A preocupação com a regulamentação do trabalho remoto em plataformas é compartilhada pelo Ministério Público do Trabalho (MPT). A entidade tem recebido denúncias de descumprimento de leis trabalhistas no setor e criou o Projeto Plataformas Digitais para monitorá-las.

“É uma situação preocupante, se trata de uma nova forma de trabalho que está se expandindo, e o MPT já reconhece que há uma precarização grande no Brasil”, reconheceu o procurador Rodrigo Castilho, gerente da iniciativa. Ele menciona a violação da jornada legal, a necessidade de adequação do ambiente de trabalho, as dificuldades de organização sindical e a baixa remuneração – “de centavos por hora” – diante do alto volume de tarefas.

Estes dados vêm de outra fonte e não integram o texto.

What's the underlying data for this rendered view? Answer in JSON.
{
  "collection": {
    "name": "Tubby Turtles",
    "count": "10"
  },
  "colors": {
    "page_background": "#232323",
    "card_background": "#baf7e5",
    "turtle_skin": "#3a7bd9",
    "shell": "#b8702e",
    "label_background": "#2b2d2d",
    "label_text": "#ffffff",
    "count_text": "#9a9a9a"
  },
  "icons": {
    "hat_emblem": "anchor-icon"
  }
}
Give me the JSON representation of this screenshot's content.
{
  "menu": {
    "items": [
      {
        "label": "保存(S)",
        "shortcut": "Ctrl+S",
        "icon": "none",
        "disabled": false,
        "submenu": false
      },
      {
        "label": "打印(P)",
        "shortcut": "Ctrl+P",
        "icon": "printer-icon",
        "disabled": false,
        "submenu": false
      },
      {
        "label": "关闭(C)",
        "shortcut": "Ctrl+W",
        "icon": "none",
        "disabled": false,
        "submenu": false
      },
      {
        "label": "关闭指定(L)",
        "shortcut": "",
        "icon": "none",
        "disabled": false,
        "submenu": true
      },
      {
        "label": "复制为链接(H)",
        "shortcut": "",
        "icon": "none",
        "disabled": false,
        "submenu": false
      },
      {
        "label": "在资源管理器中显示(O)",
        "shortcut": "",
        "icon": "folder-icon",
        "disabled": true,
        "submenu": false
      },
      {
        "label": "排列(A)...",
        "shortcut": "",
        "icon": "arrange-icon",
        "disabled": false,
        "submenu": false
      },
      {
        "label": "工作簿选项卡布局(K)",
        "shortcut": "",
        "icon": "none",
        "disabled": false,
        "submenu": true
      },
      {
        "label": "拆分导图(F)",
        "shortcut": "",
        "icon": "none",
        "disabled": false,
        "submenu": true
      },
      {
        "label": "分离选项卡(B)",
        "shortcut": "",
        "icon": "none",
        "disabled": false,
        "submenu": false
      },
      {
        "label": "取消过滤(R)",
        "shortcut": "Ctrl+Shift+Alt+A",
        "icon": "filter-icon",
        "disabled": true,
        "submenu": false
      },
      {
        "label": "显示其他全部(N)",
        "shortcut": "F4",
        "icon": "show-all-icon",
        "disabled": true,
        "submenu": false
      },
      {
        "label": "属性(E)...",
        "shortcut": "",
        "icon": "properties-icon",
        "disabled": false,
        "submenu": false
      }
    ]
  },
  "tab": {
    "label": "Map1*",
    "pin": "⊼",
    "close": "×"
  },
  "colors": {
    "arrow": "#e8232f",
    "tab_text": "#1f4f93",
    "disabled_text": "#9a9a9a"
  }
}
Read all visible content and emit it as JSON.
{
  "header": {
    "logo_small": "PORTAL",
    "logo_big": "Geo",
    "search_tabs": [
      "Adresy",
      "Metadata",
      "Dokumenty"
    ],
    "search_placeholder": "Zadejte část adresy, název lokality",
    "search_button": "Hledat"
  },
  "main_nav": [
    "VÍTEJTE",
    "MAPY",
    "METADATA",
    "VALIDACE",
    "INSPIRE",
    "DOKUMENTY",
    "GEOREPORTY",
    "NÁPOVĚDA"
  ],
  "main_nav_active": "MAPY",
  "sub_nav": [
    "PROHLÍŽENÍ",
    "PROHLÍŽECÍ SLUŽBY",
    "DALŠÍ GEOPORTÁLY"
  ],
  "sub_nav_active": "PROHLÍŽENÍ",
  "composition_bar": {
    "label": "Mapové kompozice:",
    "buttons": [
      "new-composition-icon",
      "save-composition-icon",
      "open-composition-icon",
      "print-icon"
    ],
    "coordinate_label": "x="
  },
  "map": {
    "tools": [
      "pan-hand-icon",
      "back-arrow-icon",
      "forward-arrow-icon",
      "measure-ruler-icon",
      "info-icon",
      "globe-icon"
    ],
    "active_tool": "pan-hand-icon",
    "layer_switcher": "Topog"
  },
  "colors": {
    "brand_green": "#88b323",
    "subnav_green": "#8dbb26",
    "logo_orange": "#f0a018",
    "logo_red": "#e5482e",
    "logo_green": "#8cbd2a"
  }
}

Castilho afirma que as plataformas tratam os trabalhadores como autônomos, negando direitos conquistados no Brasil, como férias, 13º salário e descanso remunerado para os formalizados. Ele defende que, na ausência de normas específicas para o setor, a legislação nacional deve ser aplicada. “O inaceitável é que esses trabalhadores não sejam contemplados com nenhum direito, enquanto se aguarda a regulação”, enfatiza.

O procurador ainda reforça a necessidade de um compromisso ético por parte das plataformas. “A questão toda é que há um componente ético nas relações sociais e as pessoas não podem ser exploradas nos seus direitos, em sua dignidade, trabalhando em ambientes inseguros e insalubres para que outras tenham lucros exorbitantes”.

Desde 2023, o projeto Fairwork tem oferecido suporte às plataformas para que se adequem a padrões mínimos de trabalho justo, resultando em 56 melhorias, desde a atualização de contratos até a melhoria na resolução de disputas e transparência. No entanto, essas mudanças foram limitadas a poucas empresas. Das 16 plataformas investigadas este ano, apenas ComeUp, Scale/Remotasks e Translated responderam à pesquisa, reconhecendo problemas e prometendo melhorias. As demais não se manifestaram.